- Church: Catholic Church
- See: Apostolic Vicariate of Guangdong
- In office: 16 November 1853 – 5 April 1886
- Predecessor: Napoléon François Libois
- Successor: Augustin Chausse
- Other post: Titular Bishop of Cybistra (1856-1886)

Orders
- Ordination: 8 September 1839
- Consecration: 25 January 1857 by Pope Pius IX

Personal details
- Born: 16 March 1814 Vuillafans, Doubs, French Empire
- Died: 5 April 1886 (aged 72) Besançon, Doubs, France

= Philippe François Zéphirin Guillemin =

Philippe François Zéphyrin Guillemin (明稽章) (March 16, 1814 - April 5, 1886) was a Roman Catholic bishop.

He was born in Vuillafans, Doubs, France.

He was appointed titular bishop of Cybistra in 1856 and was ordained bishop in 1857.

He was the first vicar apostolic of Guangdong from November 16, 1853, to April 5, 1886.

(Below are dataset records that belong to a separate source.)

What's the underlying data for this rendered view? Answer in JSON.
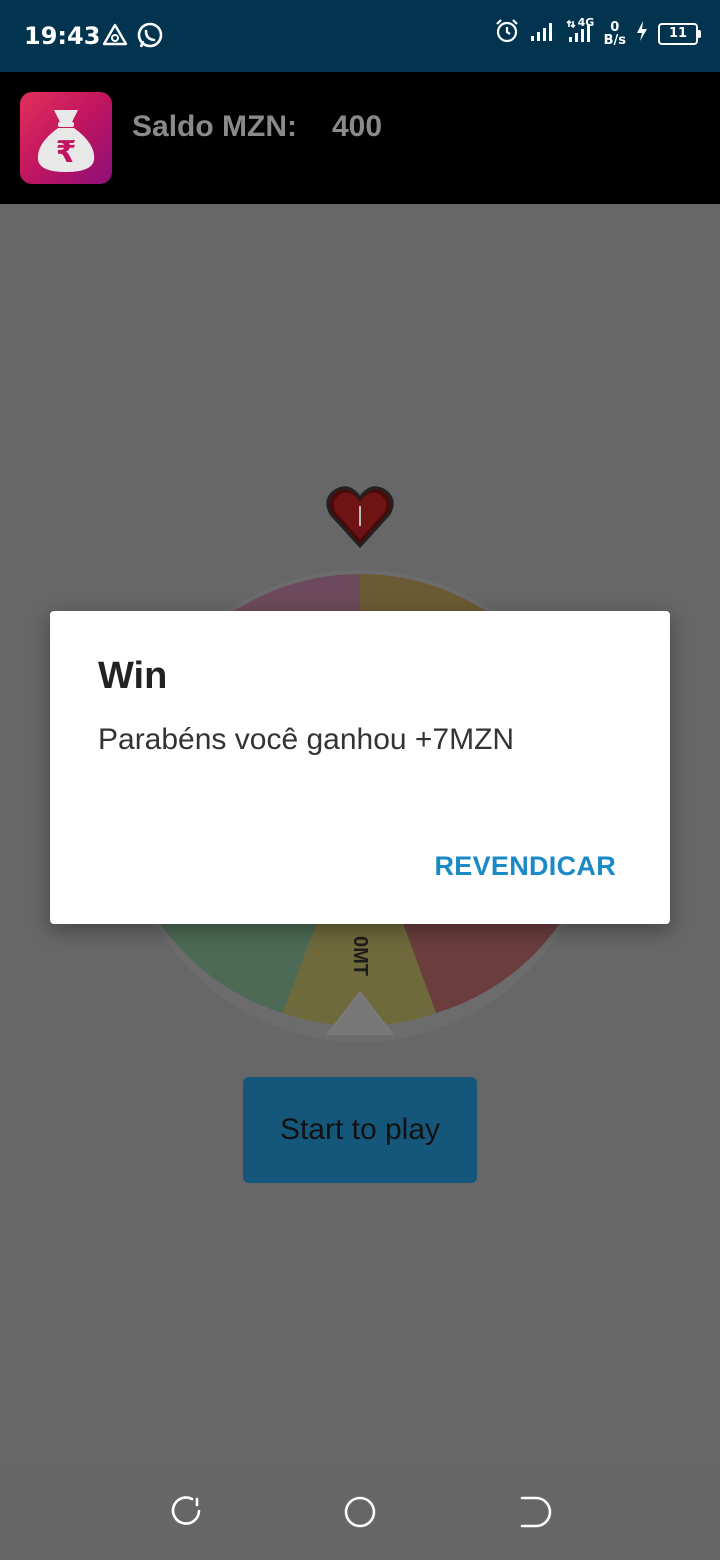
{
  "status_bar": {
    "time": "19:43",
    "network_label": "4G",
    "speed_value": "0",
    "speed_unit": "B/s",
    "battery_level": "11",
    "icons": [
      "triangle-alert-icon",
      "whatsapp-icon",
      "alarm-icon",
      "signal-icon",
      "signal-4g-icon",
      "charging-icon",
      "battery-icon"
    ]
  },
  "app_bar": {
    "app_icon": "money-bag-rupee-icon",
    "balance_label": "Saldo MZN:",
    "balance_value": "400"
  },
  "wheel": {
    "pointer_icon": "heart-pointer-icon",
    "visible_segment_label": "0MT",
    "segment_colors": [
      "#d470a0",
      "#d4a030",
      "#5dbf7a",
      "#d9c840",
      "#d85050"
    ]
  },
  "main": {
    "start_button_label": "Start to play"
  },
  "dialog": {
    "title": "Win",
    "message": "Parabéns você ganhou +7MZN",
    "action_label": "REVENDICAR"
  },
  "nav_bar": {
    "icons": [
      "recent-apps-icon",
      "home-icon",
      "back-icon"
    ]
  },
  "colors": {
    "status_bar": "#02344f",
    "app_bar": "#000000",
    "scrim_background": "#676767",
    "accent": "#1a8ac6",
    "start_button": "#15577a"
  }
}
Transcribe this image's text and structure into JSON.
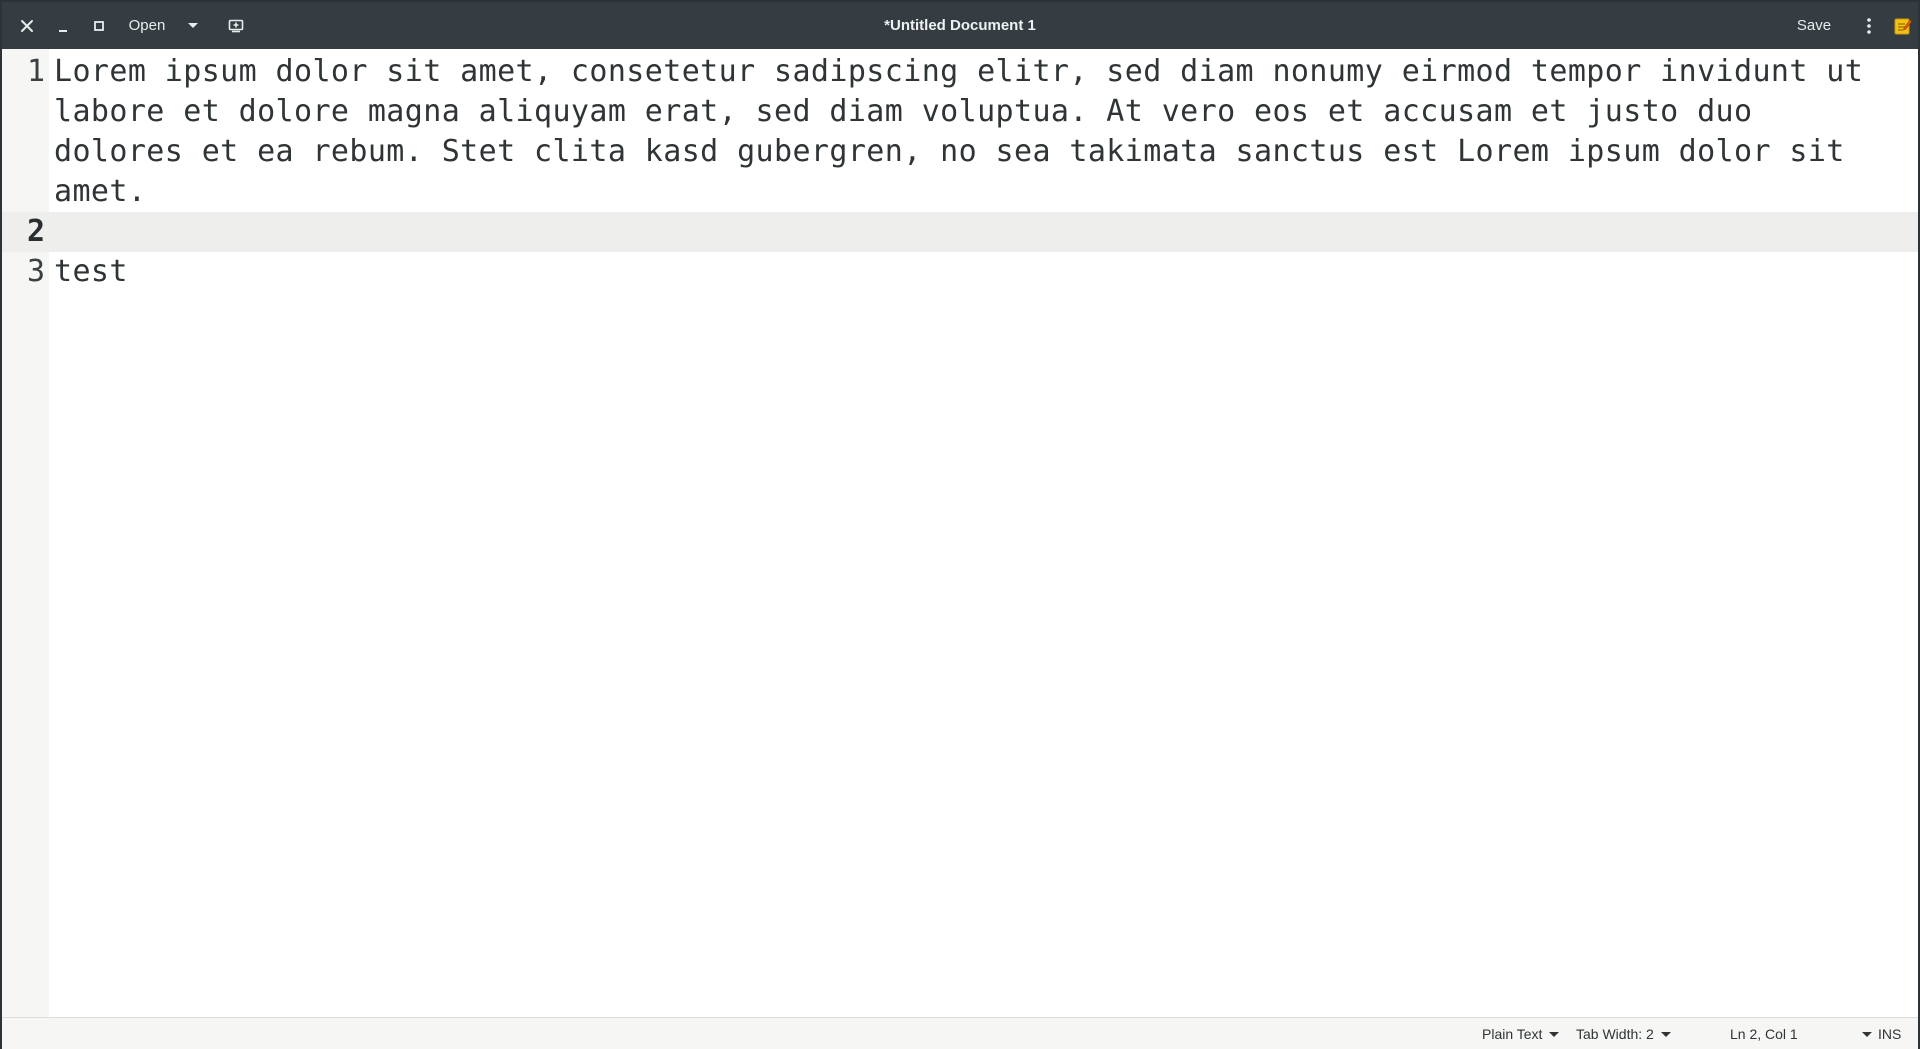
{
  "window": {
    "title": "*Untitled Document 1"
  },
  "headerbar": {
    "open_label": "Open",
    "save_label": "Save"
  },
  "editor": {
    "current_line": 2,
    "lines": [
      {
        "number": "1",
        "text": "Lorem ipsum dolor sit amet, consetetur sadipscing elitr, sed diam nonumy eirmod tempor invidunt ut labore et dolore magna aliquyam erat, sed diam voluptua. At vero eos et accusam et justo duo dolores et ea rebum. Stet clita kasd gubergren, no sea takimata sanctus est Lorem ipsum dolor sit amet."
      },
      {
        "number": "2",
        "text": ""
      },
      {
        "number": "3",
        "text": "test"
      }
    ]
  },
  "statusbar": {
    "language": "Plain Text",
    "tab_width": "Tab Width: 2",
    "position": "Ln 2, Col 1",
    "mode": "INS"
  },
  "colors": {
    "headerbar_bg": "#353d42",
    "current_line_bg": "#eeeeec",
    "note_icon_accent": "#f5c211"
  },
  "icons": {
    "close": "close-icon",
    "minimize": "minimize-icon",
    "maximize": "maximize-icon",
    "open_dropdown": "chevron-down-icon",
    "new_document": "new-document-icon",
    "menu": "vertical-dots-menu-icon",
    "app": "text-editor-app-icon"
  }
}
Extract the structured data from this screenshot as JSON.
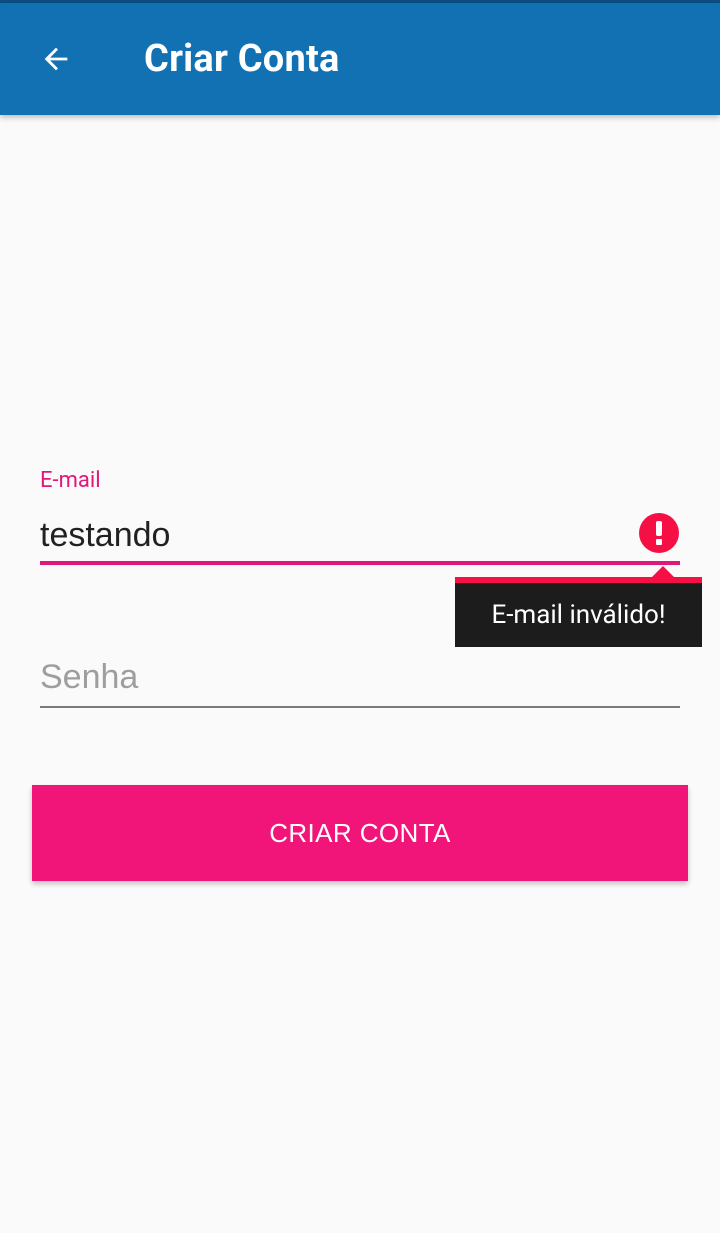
{
  "appbar": {
    "title": "Criar Conta",
    "back_icon": "arrow-back-icon",
    "color": "#1271b2"
  },
  "form": {
    "email": {
      "label": "E-mail",
      "value": "testando",
      "error_icon": "error-exclamation-icon",
      "error_message": "E-mail inválido!"
    },
    "password": {
      "placeholder": "Senha",
      "value": ""
    },
    "submit_label": "CRIAR CONTA"
  },
  "colors": {
    "accent": "#f1157a",
    "error": "#f50f45",
    "background": "#fafafa"
  }
}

He oversaw the construction project of the Sacred Heart Cathedral of Guangzhou, although he did not see its completion, since he died two years before.

He died in Besançon.

==Works==
- Guillemin, Philippe François Zéphirin (1870). "Lettres sur l'erection de la chapelle de S. François Xavier dans l'île de Sancian et autres faits récents de la mission."